Schlumberger on Thursday unofficially kicks off what is expected to be a grim earnings season for the US energy sector.

Earnings of companies listed on the S&P 500 energy index are forecast to decline 107.1 per cent in the first three months of 2016 from the same time a year ago, when earnings fell 54.6 per cent, according to S&P Global Market Intelligence.

The sector is expected to log a quarterly loss of 38 cents a share — the first quarterly loss since the data provider began keeping records in 1999, writes Mamta Badkar in New York.

Earnings estimates have been revised sharply lower over the past 12 months as the protracted slump in crude prices continues to weigh on sales and the bottom lines of energy companies. As of April 2015, earnings were expected to rise 39 per cent but by January earnings were forecast to fall 42.5 per cent.

The energy sector remains the biggest drag on the broader S&P 500 sector, with EPS projected to decline 8.3 per cent, compared with a 3.6 per cent decline when excluding the sector.

Meanwhile, revenue of energy companies is expected to decline 22.8 per cent for the quarter.

Crude prices had rallied in recent weeks on expectations that a meeting of major oil producers in Doha on Sunday would result in some sort of agreement on an output freeze.

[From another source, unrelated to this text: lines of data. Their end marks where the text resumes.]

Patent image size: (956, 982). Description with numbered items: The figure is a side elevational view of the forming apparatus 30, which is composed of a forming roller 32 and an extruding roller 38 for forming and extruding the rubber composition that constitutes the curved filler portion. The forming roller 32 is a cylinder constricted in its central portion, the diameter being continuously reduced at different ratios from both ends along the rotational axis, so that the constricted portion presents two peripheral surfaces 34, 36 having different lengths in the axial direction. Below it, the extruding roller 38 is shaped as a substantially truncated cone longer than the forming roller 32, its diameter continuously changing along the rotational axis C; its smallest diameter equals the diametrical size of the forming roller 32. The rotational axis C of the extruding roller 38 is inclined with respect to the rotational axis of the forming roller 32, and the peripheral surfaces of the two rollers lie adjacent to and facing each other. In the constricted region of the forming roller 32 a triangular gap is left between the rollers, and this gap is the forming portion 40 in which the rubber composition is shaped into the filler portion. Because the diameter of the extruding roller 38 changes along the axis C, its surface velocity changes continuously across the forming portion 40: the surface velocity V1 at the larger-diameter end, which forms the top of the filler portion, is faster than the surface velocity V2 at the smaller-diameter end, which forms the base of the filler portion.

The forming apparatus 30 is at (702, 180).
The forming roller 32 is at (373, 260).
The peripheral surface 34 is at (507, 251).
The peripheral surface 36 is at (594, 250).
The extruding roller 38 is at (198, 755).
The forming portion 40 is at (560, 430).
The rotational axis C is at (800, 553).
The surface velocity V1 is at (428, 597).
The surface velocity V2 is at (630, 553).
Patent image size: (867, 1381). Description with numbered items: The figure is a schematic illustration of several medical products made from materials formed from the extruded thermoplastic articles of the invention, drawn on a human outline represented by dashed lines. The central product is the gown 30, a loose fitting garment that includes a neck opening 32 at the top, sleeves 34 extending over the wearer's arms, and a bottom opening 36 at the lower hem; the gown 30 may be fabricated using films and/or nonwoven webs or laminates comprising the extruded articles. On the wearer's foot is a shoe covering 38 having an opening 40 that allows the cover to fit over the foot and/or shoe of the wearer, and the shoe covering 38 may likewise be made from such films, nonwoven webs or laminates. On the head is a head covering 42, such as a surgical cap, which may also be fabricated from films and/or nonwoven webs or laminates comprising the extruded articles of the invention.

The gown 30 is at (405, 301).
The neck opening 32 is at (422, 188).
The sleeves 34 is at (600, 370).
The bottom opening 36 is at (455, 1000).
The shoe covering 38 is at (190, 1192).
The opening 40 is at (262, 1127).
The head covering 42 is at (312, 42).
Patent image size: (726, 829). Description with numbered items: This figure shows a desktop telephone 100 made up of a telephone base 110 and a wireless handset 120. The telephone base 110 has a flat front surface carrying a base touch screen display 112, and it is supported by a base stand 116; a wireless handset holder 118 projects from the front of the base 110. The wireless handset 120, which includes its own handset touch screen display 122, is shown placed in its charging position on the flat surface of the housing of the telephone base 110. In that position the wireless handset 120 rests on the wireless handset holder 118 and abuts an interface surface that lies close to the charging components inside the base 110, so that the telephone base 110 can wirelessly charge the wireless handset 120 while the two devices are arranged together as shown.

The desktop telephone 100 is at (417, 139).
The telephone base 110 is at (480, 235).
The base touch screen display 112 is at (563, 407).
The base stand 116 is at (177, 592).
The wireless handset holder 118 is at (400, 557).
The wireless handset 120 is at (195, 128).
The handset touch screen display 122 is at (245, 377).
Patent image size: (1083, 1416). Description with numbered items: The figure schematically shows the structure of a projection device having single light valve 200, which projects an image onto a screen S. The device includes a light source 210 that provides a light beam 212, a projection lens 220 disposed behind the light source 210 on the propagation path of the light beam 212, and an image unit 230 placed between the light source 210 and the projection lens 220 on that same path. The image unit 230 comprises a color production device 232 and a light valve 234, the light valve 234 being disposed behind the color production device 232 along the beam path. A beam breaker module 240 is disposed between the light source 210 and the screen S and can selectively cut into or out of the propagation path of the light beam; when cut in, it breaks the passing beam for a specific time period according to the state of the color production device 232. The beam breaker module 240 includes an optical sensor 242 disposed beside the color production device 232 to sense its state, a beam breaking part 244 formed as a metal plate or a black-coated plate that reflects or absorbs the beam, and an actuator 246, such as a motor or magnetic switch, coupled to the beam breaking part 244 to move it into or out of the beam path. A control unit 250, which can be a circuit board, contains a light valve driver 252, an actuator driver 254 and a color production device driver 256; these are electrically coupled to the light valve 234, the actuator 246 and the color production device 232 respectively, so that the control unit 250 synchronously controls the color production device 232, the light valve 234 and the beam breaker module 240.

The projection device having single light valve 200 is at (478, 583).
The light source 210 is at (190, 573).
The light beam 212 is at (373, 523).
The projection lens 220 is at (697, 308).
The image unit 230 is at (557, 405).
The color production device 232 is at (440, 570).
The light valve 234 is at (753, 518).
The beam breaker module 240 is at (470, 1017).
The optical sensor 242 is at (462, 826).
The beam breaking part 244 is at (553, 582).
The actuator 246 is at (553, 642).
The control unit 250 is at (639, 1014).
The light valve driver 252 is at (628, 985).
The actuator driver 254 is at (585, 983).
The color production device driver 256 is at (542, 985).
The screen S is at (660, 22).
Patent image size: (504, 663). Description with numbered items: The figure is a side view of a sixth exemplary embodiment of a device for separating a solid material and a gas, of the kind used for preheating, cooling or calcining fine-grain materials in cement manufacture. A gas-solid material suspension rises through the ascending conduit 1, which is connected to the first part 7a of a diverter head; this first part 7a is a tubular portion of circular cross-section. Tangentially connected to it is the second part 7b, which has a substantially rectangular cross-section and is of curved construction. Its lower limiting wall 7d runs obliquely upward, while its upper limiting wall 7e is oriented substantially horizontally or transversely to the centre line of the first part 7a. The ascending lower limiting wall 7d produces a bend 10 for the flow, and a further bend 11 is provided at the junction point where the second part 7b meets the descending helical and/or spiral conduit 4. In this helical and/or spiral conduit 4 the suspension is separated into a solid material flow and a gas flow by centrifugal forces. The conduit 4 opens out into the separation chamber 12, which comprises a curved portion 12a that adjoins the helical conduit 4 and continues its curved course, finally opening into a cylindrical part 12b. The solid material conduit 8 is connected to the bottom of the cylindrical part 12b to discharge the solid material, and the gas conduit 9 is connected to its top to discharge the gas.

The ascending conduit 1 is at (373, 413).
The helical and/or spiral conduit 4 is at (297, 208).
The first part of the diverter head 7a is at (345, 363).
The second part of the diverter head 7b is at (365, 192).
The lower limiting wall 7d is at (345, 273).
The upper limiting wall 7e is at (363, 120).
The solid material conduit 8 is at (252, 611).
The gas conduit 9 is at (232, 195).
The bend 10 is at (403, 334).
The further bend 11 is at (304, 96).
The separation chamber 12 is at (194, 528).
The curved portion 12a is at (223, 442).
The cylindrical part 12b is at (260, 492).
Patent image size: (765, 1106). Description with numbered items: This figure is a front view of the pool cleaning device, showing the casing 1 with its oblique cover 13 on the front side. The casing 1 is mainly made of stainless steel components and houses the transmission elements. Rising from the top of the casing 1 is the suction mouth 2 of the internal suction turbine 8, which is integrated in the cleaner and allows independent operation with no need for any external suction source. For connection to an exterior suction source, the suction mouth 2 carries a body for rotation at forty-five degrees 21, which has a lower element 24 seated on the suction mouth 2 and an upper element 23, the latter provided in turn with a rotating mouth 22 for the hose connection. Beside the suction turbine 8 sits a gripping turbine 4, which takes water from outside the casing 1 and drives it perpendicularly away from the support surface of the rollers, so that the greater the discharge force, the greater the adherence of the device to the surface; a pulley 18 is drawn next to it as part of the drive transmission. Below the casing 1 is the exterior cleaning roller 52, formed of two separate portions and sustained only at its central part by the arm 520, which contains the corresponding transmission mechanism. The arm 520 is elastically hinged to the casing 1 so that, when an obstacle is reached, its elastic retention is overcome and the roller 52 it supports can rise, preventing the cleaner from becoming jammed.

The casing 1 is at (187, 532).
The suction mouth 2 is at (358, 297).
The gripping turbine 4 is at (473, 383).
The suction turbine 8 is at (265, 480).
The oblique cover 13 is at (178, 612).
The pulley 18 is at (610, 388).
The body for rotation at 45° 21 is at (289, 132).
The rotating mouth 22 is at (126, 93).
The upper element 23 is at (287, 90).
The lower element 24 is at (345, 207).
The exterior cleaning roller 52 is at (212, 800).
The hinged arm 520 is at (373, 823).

But Saudi Arabia’s insistence that Iran be part of the agreement resulted in a deadlock and prompted oil to resume its decline.

In response to the 62 per cent fall in oil since mid-2014, energy companies have cut costs by shedding jobs — more than 180,000 energy related jobs have been lost globally over that period — reducing capital spending and even scaling back or suspending their dividends. The coming weeks will show if those efforts have been enough.